Bestselling Italian writer-turned-director Donato Carrisi (“The Girl in the Fog,” “Into the Labyrinth”) has started shooting near Lake Como on his third feature film “I Am the Abyss.”
Vision Distribution is launching international sales at the online American Film Market on the pic, which based on his new thriller by the same title.
Carrisi, who has penned 11 international bestsellers and sold over 3 million copies of his books worldwide, shot to the top of Italy’s book charts earlier this year shortly after “I Am the Abyss” was published in Italy in November 2020.
The psychological chiller involving a serial killer set in an atmospheric lakeside setting, has been translated in Germany, France and other countries and will be out in the U.K. this month.
Carrisi in a statement called his latest work “a thriller involving deep feelings in which the twists and the suspense are built around the characters’ narrative arcs.
“There is a visible story, but there is also a submerged one that flows silently and then suddenly emerges,” he added. “And that is the one that strikes the viewer when they least expect it in that little spot in our heart where we keep empathy.”
Cast on “I Am the Abyss” is still being kept under wraps, even though cameras are rolling.
The film is being co-produced by Italy’s Palomar, the Italian production outfit that’s part of France’s Mediawan Group, and Vision Distribution, which is headed by veteran Italian sales agent Catia Rossi.
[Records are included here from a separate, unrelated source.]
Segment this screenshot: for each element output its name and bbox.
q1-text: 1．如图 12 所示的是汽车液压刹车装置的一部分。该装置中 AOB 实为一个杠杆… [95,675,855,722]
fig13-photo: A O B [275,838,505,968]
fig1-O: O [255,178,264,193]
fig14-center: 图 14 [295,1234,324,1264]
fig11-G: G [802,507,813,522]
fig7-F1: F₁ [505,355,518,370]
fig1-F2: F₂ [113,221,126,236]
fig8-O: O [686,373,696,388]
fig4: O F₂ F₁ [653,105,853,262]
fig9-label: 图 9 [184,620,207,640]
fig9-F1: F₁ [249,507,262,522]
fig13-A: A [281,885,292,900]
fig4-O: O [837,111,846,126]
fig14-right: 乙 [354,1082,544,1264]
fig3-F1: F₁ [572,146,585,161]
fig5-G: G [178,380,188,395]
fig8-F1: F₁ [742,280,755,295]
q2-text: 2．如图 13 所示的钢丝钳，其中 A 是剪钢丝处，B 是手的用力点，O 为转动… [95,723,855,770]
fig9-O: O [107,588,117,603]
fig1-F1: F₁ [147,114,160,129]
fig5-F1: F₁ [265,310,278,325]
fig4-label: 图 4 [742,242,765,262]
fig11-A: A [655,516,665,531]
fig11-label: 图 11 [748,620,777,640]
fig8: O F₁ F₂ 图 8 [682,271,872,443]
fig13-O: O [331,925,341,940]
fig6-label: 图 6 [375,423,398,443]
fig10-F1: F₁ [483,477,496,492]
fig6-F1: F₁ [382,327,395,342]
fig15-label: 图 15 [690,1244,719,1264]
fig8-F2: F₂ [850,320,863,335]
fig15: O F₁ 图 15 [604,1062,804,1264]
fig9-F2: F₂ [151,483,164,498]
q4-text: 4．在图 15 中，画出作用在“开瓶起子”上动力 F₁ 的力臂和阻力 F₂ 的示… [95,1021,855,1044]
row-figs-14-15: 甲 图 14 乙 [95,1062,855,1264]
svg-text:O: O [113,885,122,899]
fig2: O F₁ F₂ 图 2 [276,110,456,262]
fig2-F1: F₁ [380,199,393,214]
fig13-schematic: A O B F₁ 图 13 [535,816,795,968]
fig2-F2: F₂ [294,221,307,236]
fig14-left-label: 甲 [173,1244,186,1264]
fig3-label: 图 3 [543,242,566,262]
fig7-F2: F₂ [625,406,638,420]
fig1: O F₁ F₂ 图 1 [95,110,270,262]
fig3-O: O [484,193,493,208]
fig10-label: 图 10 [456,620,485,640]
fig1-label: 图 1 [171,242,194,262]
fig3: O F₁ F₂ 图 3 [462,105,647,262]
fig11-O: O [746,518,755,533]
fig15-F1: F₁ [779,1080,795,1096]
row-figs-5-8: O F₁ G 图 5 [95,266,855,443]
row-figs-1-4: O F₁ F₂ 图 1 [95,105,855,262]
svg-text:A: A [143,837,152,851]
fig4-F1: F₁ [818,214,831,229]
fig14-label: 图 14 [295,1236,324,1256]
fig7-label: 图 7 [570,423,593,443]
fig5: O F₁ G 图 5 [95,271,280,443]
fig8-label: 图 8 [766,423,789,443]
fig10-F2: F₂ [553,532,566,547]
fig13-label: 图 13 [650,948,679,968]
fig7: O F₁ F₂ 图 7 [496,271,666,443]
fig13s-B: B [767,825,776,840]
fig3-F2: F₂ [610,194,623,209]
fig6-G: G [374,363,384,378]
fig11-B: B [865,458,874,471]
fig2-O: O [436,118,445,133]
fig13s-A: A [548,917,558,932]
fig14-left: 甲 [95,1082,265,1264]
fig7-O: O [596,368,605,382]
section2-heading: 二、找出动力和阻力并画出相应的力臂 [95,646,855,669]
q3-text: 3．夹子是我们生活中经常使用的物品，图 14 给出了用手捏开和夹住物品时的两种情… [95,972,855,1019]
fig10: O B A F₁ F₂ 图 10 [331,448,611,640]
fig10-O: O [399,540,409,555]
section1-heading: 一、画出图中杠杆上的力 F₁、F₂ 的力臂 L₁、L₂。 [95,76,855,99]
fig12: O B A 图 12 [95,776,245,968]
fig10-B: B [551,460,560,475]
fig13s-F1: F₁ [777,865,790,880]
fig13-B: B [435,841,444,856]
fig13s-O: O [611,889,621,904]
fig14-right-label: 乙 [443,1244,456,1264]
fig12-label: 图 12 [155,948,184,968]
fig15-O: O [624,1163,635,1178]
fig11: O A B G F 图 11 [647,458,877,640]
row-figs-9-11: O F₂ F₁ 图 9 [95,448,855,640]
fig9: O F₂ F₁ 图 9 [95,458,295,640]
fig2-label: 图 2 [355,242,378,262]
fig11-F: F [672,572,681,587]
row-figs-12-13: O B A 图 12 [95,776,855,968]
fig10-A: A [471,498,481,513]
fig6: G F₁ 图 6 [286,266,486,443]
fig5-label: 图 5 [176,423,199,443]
Palomar has produced some of Italy’s top recent films and series, including Oscar-nominated Sophia Loren-starrer “The Life Ahead” and the “Inspector Montalbano” skein.
Vision Distribution is the sales arm of a unique content alliance formed in 2016 by pay TV operator Sky Italia and five prominent Italian production companies — ITV-owned Cattleya, Fremantle’s Wildside, Lucisano Media Group, Indiana Production and Palomar— that inked a deal to jointly release their films domestically.
Carrisi’s previous films “The Girl in the Fog,” which starred Toni Servillo and Jean Reno, and “Into the Labyrinth,” with Servillo and Dustin Hoffman, travelled widely.